All Music's a legit website. It has it's place for opinion and a biography isn't the place for that. Here's the link: http://www.allmusic.com/artist/the-byrds-mn0000631774/biography

Periphery
February 23rd, 2016, 02:52 PM
All Music's a legit website. It has it's place for opinion and a biography isn't the place for that. Here's the link: http://www.allmusic.com/artist/the-byrds-mn0000631774/biography

Well, just like Hyper said, if you don't agree with it, make your own website. Just like he said, the internet's full of idiots, don't spend your time on them.

Hyper
February 23rd, 2016, 03:32 PM
It's rather ridiculous you are interpeting my responses as ''defending it''

There are no, realistically speaking, unbiased critics anywhere. And he is writing the ''official biography'' for 1 website.

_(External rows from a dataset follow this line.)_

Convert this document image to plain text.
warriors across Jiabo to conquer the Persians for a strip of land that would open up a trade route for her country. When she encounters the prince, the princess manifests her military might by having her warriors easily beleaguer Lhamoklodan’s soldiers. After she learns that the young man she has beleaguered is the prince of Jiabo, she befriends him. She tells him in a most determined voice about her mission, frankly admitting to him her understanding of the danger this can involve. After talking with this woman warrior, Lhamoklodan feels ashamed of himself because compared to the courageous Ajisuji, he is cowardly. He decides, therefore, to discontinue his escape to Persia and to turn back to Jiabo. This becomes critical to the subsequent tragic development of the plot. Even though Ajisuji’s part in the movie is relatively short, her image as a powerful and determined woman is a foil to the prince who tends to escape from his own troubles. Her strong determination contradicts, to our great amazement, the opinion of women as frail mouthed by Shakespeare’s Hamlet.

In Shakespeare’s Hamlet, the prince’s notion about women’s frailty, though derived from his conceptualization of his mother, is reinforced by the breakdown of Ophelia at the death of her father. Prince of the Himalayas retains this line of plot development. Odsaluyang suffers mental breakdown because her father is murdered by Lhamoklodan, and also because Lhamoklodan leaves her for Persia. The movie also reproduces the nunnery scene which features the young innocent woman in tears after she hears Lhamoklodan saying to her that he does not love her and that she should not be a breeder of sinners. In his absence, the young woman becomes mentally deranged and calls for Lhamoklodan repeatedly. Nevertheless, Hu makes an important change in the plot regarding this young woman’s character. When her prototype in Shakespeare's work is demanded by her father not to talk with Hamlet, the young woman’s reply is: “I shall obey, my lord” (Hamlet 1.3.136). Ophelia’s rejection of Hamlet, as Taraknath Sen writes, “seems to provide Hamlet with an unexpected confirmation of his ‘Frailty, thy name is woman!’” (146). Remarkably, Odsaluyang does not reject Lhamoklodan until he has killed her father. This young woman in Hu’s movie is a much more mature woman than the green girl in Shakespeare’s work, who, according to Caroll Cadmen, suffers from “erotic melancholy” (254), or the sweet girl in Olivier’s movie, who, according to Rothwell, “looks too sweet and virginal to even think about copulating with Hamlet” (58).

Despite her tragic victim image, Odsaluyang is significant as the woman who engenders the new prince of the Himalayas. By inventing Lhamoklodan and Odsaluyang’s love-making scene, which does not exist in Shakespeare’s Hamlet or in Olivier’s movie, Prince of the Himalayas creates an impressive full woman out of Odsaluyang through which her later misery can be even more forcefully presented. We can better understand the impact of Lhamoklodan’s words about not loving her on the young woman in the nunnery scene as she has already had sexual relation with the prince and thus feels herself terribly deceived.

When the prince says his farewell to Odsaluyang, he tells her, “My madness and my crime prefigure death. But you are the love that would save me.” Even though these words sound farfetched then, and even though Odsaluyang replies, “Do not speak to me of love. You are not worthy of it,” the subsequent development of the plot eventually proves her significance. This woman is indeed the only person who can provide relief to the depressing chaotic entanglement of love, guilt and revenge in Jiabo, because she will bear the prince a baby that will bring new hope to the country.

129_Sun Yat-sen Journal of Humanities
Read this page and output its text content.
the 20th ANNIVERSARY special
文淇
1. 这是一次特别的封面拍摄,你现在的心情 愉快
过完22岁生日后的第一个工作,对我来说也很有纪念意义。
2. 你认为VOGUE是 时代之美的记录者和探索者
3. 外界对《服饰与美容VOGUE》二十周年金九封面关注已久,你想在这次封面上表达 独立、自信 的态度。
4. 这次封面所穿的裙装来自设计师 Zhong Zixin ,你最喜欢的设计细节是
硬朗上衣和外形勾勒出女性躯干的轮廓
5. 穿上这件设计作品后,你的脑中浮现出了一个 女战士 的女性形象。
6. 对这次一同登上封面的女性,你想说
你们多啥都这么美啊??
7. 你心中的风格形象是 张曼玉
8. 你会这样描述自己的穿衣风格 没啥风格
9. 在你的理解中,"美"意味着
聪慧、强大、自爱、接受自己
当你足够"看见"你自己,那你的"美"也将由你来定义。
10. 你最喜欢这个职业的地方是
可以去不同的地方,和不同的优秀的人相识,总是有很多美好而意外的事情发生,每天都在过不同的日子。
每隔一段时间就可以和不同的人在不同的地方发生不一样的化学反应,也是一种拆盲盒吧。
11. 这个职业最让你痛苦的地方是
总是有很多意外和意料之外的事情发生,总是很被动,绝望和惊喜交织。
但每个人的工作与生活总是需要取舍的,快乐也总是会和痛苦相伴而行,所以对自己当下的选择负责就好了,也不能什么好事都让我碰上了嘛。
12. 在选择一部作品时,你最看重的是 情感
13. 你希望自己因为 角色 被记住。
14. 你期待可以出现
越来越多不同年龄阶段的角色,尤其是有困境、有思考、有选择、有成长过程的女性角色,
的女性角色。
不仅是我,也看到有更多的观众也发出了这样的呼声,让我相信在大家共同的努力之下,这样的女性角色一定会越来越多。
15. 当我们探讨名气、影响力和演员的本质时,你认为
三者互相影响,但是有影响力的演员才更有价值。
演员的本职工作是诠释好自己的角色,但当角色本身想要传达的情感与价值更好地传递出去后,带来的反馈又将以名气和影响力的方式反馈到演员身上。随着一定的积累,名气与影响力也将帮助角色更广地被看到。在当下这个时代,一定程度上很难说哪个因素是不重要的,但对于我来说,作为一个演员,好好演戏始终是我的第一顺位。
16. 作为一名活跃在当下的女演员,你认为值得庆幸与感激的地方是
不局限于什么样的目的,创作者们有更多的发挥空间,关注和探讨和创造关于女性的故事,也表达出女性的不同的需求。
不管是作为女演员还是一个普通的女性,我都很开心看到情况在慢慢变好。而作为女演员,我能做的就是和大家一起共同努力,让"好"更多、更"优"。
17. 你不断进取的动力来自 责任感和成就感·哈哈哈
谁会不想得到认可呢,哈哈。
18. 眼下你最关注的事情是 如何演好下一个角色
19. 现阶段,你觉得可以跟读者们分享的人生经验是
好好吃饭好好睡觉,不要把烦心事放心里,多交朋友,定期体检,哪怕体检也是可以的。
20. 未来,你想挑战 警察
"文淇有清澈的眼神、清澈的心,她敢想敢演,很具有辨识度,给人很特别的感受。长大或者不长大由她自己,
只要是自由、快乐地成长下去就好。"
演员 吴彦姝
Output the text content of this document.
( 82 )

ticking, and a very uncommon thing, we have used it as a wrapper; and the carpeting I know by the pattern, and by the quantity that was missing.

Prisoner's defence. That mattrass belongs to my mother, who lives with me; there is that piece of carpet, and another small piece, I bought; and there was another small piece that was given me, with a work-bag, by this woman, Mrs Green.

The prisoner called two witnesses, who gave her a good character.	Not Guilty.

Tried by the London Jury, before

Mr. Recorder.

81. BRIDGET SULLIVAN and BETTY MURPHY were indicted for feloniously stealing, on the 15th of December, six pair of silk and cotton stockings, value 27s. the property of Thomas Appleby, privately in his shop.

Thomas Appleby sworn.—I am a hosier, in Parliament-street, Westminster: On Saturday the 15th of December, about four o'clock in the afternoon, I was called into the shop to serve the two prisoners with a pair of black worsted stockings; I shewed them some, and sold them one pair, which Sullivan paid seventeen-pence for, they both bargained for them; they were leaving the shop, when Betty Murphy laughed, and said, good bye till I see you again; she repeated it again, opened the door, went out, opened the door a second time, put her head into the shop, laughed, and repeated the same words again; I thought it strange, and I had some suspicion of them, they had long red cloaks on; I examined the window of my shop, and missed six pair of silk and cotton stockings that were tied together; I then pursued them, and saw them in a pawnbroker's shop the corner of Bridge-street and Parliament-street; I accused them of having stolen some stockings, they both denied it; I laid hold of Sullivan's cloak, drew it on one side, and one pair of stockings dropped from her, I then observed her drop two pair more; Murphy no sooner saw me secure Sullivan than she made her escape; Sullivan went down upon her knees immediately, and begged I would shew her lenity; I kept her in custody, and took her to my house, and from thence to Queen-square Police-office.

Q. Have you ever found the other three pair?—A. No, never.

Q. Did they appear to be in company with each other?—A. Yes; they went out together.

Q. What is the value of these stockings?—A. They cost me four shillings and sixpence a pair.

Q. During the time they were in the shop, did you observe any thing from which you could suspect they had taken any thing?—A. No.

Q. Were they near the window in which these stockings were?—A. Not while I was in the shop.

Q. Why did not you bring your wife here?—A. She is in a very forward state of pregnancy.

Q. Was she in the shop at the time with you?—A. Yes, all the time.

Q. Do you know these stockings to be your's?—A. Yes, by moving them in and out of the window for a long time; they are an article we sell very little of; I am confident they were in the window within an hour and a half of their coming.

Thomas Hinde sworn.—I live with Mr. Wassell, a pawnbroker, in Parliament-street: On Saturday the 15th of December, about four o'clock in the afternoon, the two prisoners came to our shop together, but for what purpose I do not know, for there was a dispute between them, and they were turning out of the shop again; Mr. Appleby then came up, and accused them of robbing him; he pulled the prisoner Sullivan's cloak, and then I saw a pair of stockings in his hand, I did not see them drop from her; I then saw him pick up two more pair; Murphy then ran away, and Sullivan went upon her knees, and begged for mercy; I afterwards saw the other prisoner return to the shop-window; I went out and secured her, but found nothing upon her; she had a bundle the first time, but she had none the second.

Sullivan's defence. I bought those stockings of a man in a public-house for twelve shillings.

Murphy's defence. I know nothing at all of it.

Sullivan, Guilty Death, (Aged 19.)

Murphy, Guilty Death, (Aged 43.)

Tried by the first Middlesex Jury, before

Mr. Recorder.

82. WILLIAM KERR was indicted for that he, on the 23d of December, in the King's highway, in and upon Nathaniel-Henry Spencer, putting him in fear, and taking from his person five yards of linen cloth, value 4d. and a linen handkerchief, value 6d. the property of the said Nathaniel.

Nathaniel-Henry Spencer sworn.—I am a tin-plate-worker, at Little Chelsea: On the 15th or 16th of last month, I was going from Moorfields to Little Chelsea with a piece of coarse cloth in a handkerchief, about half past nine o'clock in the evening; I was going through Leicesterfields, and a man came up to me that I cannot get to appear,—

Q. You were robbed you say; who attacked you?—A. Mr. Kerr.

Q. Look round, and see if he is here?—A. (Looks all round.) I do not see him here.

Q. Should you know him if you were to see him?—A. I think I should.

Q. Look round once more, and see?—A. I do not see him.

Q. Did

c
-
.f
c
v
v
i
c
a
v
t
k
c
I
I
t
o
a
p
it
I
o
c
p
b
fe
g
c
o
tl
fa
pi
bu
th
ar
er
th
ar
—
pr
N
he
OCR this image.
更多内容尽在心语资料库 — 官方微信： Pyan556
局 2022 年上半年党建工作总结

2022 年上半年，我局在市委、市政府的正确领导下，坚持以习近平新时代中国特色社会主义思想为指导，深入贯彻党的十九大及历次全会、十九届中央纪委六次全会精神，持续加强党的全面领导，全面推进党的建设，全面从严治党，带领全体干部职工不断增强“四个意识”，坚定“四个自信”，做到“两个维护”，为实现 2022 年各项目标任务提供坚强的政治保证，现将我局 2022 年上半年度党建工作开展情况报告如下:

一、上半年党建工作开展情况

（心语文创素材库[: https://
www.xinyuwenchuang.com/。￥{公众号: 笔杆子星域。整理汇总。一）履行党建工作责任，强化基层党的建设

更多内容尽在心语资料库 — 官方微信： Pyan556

Again there's plenty of dumbass critics and thus plenty of big ''professional'' sites with factually bad info and massively biased info.

I.e metal archives.

And if you still care you could write to allmusic itself and try to get the information changed.

The Byrd
February 23rd, 2016, 03:34 PM
And if you still care you could write to allmusic itself and try to get the information changed.

Good idea :D

Plane And Simple
February 23rd, 2016, 03:40 PM
I've removed a line from the first paragraph which some people might find offensive.